其ノ5 地獄の入り口で初キッス(泣)

 どうやらわたしはいま、トンネルの中にいるらしい。

 横たわった恰好で目覚めると、小さな明かりが視界に飛び込む。出口か。

 ぐぐぐと頭をのけぞらせて反対側を見やれば、そっちはねっとりとした闇におおわれている。

 草が足に巻き付いて、地中に引っ張られたのは覚えている。夢か現実かなんてもう、考えている余裕はない。だって、これ、ガチで現実みたいだから。

 まあ、でもあれだ。来ちゃったってことは、帰れるってことだろう……たぶん。

「狼の中に……って、なにが?」

 なんとか立ち上がりながら、元鬼に訊いた。てか、ここ、どこのトンネル? 

 暗いし湿っぽいし、空気はどろっと重たいくせに、いやにひんやりしているし、腕に鳥肌がたってきた。

 ぽつぽつと等間隔で、トンネルの壁にろうそくが浮かんでいる。そのろうそくに照らされた元鬼は、着物の袖から格子柄のストールを出す。ぐるんとそれを首に巻くと、今度は中折れ帽子を出してかぶった。

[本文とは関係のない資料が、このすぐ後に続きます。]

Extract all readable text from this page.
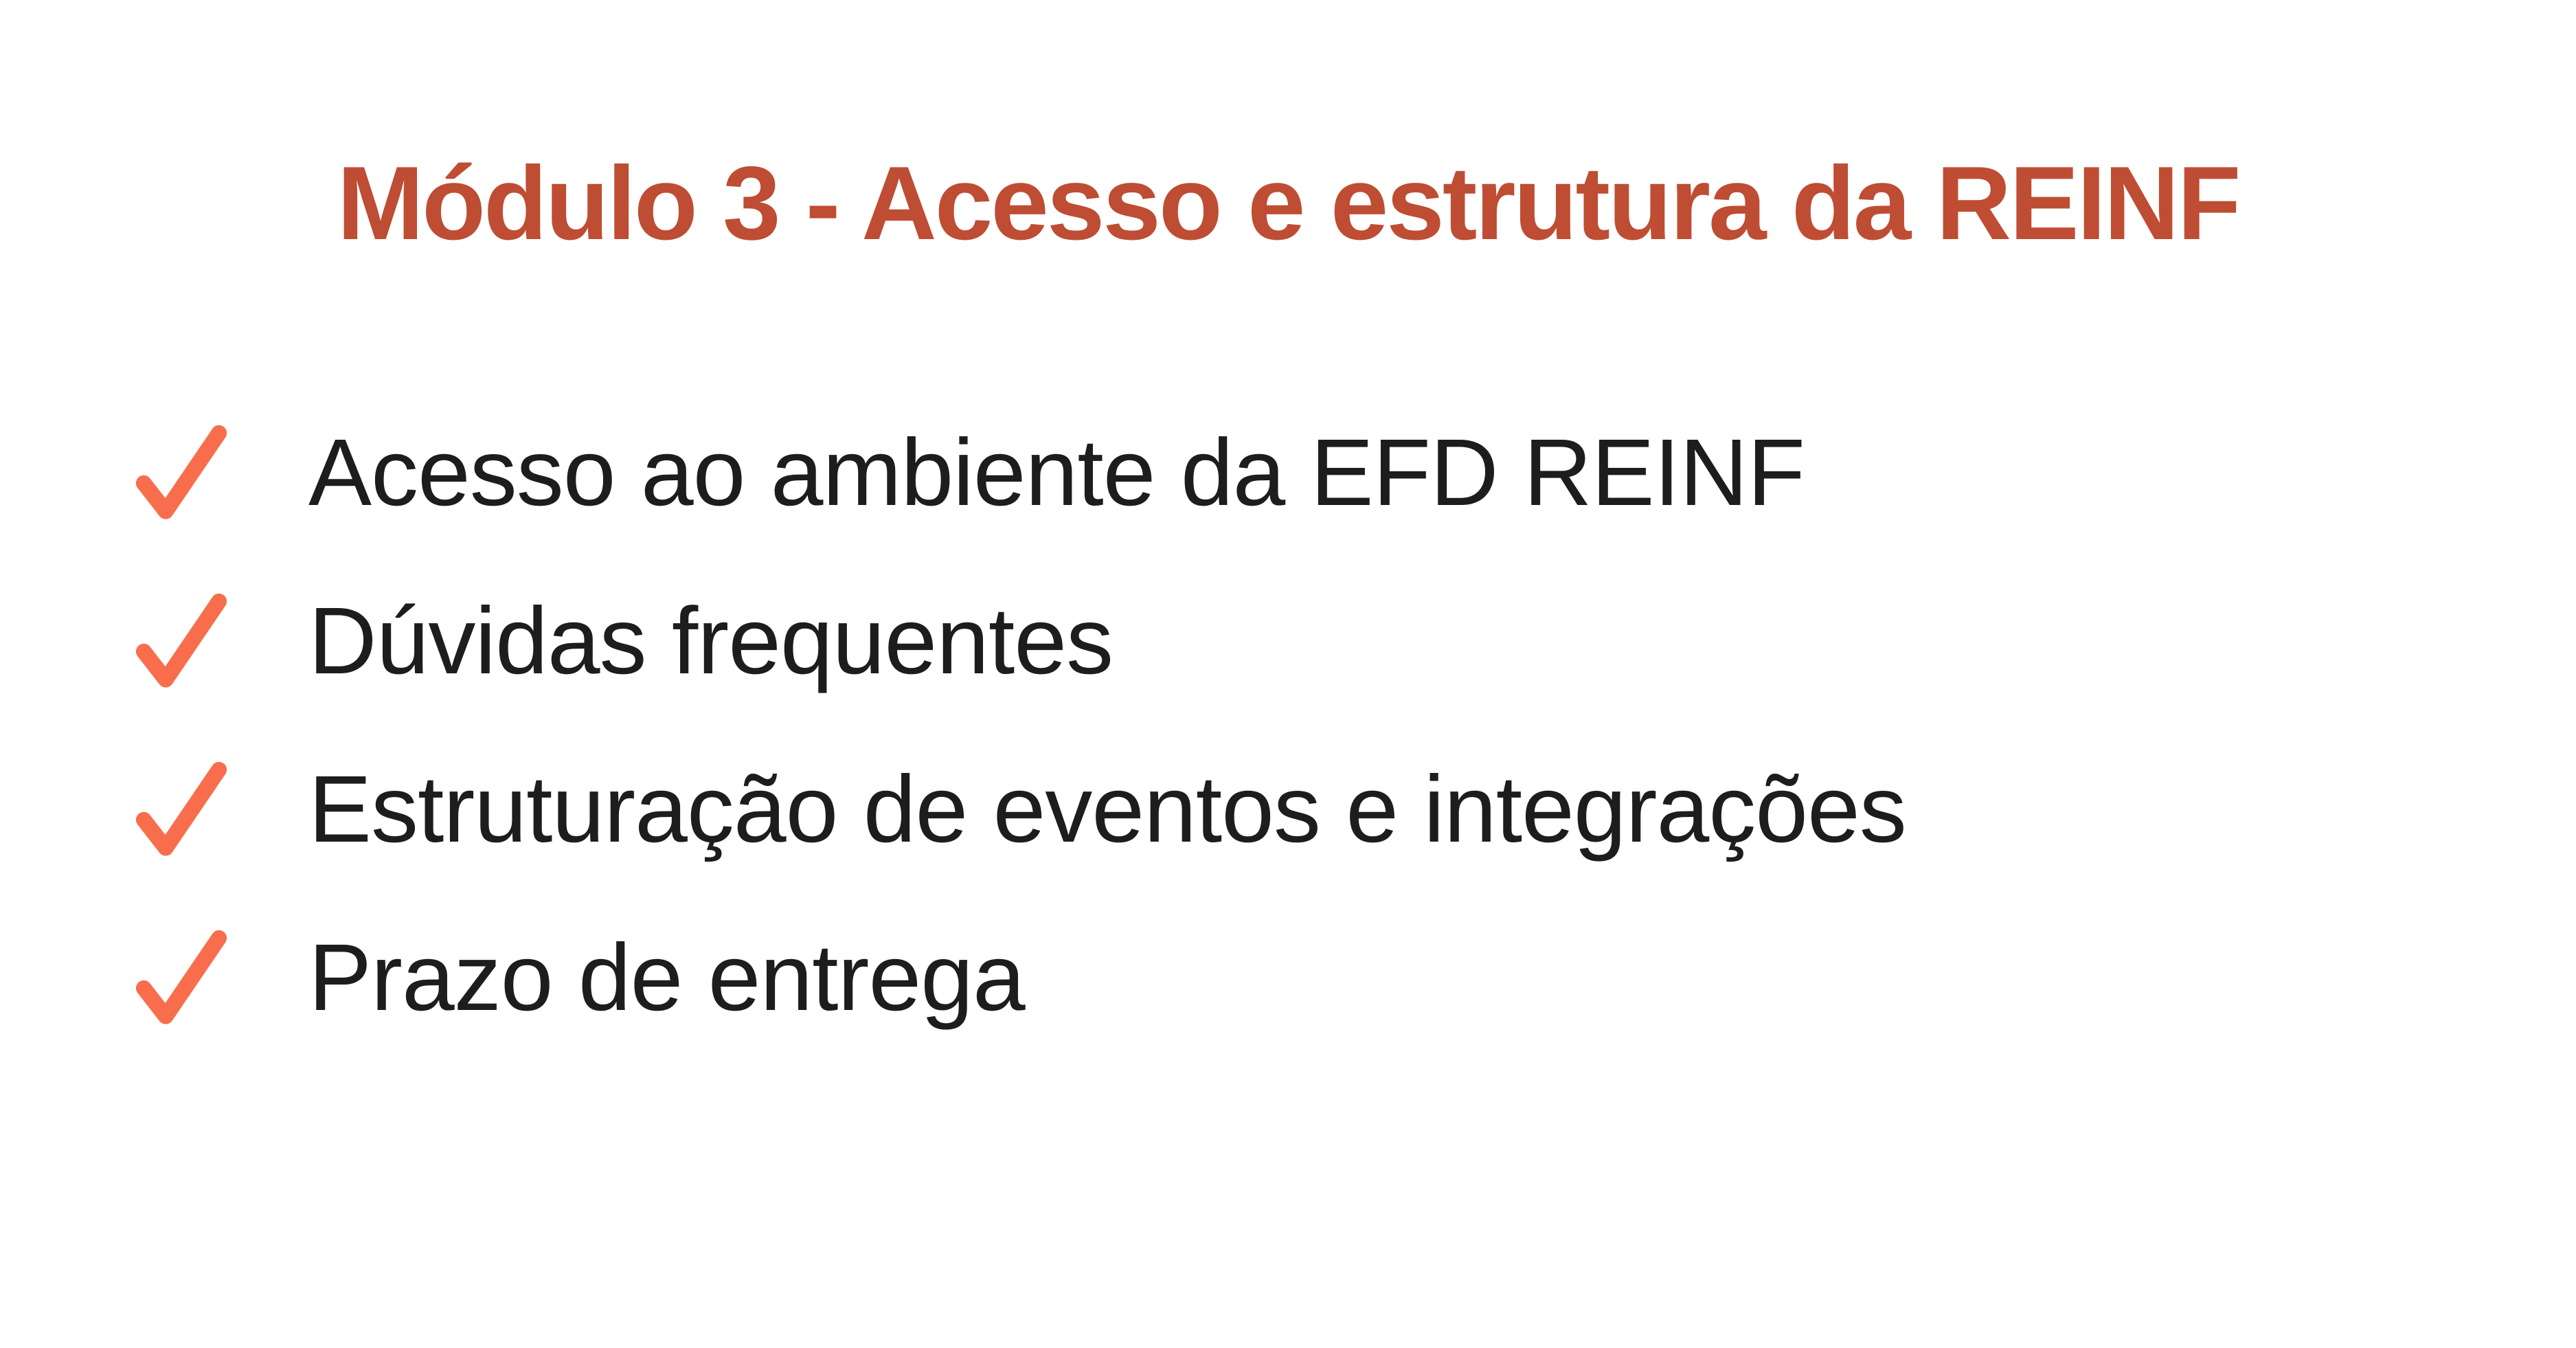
Módulo 3 - Acesso e estrutura da REINF
Acesso ao ambiente da EFD REINF
Dúvidas frequentes
Estruturação de eventos e integrações
Prazo de entrega
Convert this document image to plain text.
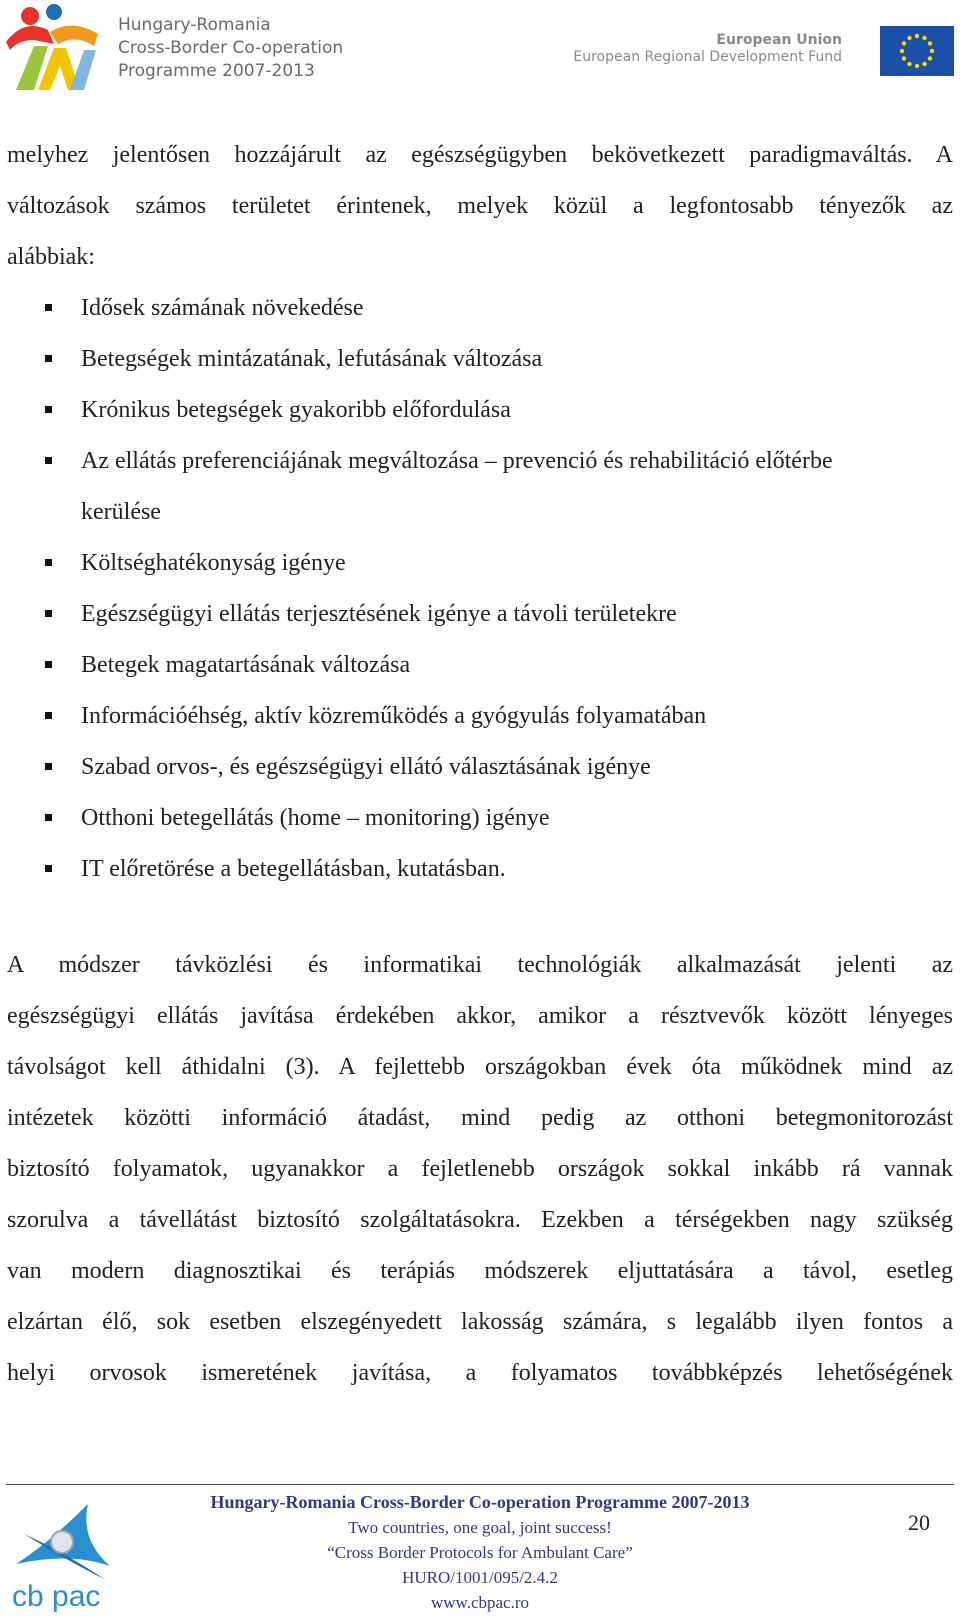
Hungary-Romania
Cross-Border Co-operation
Programme 2007-2013
European Union
European Regional Development Fund
melyhez jelentősen hozzájárult az egészségügyben bekövetkezett paradigmaváltás. A
változások számos területet érintenek, melyek közül a legfontosabb tényezők az
alábbiak:
Idősek számának növekedése
Betegségek mintázatának, lefutásának változása
Krónikus betegségek gyakoribb előfordulása
Az ellátás preferenciájának megváltozása – prevenció és rehabilitáció előtérbe
kerülése
Költséghatékonyság igénye
Egészségügyi ellátás terjesztésének igénye a távoli területekre
Betegek magatartásának változása
Információéhség, aktív közreműködés a gyógyulás folyamatában
Szabad orvos-, és egészségügyi ellátó választásának igénye
Otthoni betegellátás (home – monitoring) igénye
IT előretörése a betegellátásban, kutatásban.
A módszer távközlési és informatikai technológiák alkalmazását jelenti az
egészségügyi ellátás javítása érdekében akkor, amikor a résztvevők között lényeges
távolságot kell áthidalni (3). A fejlettebb országokban évek óta működnek mind az
intézetek közötti információ átadást, mind pedig az otthoni betegmonitorozást
biztosító folyamatok, ugyanakkor a fejletlenebb országok sokkal inkább rá vannak
szorulva a távellátást biztosító szolgáltatásokra. Ezekben a térségekben nagy szükség
van modern diagnosztikai és terápiás módszerek eljuttatására a távol, esetleg
elzártan élő, sok esetben elszegényedett lakosság számára, s legalább ilyen fontos a
helyi orvosok ismeretének javítása, a folyamatos továbbképzés lehetőségének
cb pac
Hungary-Romania Cross-Border Co-operation Programme 2007-2013
Two countries, one goal, joint success!
“Cross Border Protocols for Ambulant Care”
HURO/1001/095/2.4.2
www.cbpac.ro
20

 そうしてから両袖の中に手を差し入れて、元鬼はわたしの疑問をスルーして言った。

「じゃあな小娘。あとはてめえの好きにやれ」

 えええ!? くるりと背を向けたその襟首を、わたしは思わずがっつりつかむ。

「いやいやいやいや、ちょ、ちょっと待ってよ! まず筆返せ。あとさ、言いたくないけど、ココがあっちの世界……の入り口? みたいなのは、ふわ~っとわかってるからさ。だからいますぐ帰りたいんだけど、どっちに行けばいいかだけ教えてよ。あとはあんたの言うとおり、わたしの好きにやるから」

 肩越しに振り返った元鬼は、なぜかにやっと笑った。

「おまえ、帰れると思ってんのか?」

「は? そ……のつもり、なんすけど」

「ココはな、入るのは簡単だが、出られねえよ」

「え!? いや、でも、あんたは行ったり来たりしてるみたいじゃん!」

 呆れたような顔つきで、元鬼は深くため息をつく。

「……面倒くせえ娘だぜ。あのな。俺は閻魔の裁判を待ってる罪人だけどよ、賞金稼ぎに名乗りを上げた罪人でもあるんだ。年に三回だけ行き来が許されてる。だから次に行き来ができるのは数ヶ月先だ。けど、誰かを連れては行けねえのさ。ってことだ。じゃあな」

 そう言って、去ろうとする。このまま行かせてたまるかと、またもや襟首を強く握り締めて引っ張ってやった。

「うおっ! なんだよ、まだなんかあんのか」

「わけわかんないってば! 賞金てなにさ。じゃあ、わたしもそれに名乗りを上げれば、行き来できるようになって帰れるってこと?」

「そいつは無理だ。おまえは〝娑婆の娘〟だからな。なんでもいいから、手を離しやがれ、ウザってえな」

 ペシッ、とわたしの腕を、まるで虫でも追い払うかのように叩く。

「ウザってえって……めっちゃムカつく! わっかんないもんをわかんないって、訊いてるだけじゃん!」

 焦ってきた。もしかして本気で帰れない?

「こっちに来ちゃったのは、べつにあんたのせいだと思ってないよ。だけどなんかわかんないけど来ちゃったんだから、帰りたいっつってるだけじゃん! さっさと帰れそうな道教えろ。そしたらわたしがひ・と・り・でなんとかするから! ウゼーのはこっちのほうだっつうの、まったく!」

 わたしの叫び声が「……まったく! ……まったく!」と美しいコーラスのように、トンネルの中にこだました。直後、元鬼ははっとしたように出口へ顔を向ける。

 ゆるゆると煙のように、ふたつの黒い影が浮き上がっていく。目を凝らしても、逆光のせいで誰なのかはわからない。と、元鬼は舌打ちをした。

 帽子を深くかぶりなおし、下駄を脱ぐと左手に持つ。右手でわたしの腕をつかみ、強引に引っ張ると、いきなり出口とは逆方向に駆け出した。

「ちょ、ちょちょちょっと!」

「黙ってろ。てめえが騒ぐから、獄卒どもに気づかれちまった」

 ごくそつ……ってなに!?

 元鬼は背後を気にしながら、ひたひたと走る。やがて立ち止まると、わたしの腕から手を離し、トンネルの壁に指二本で文字のようなものを書きはじめた。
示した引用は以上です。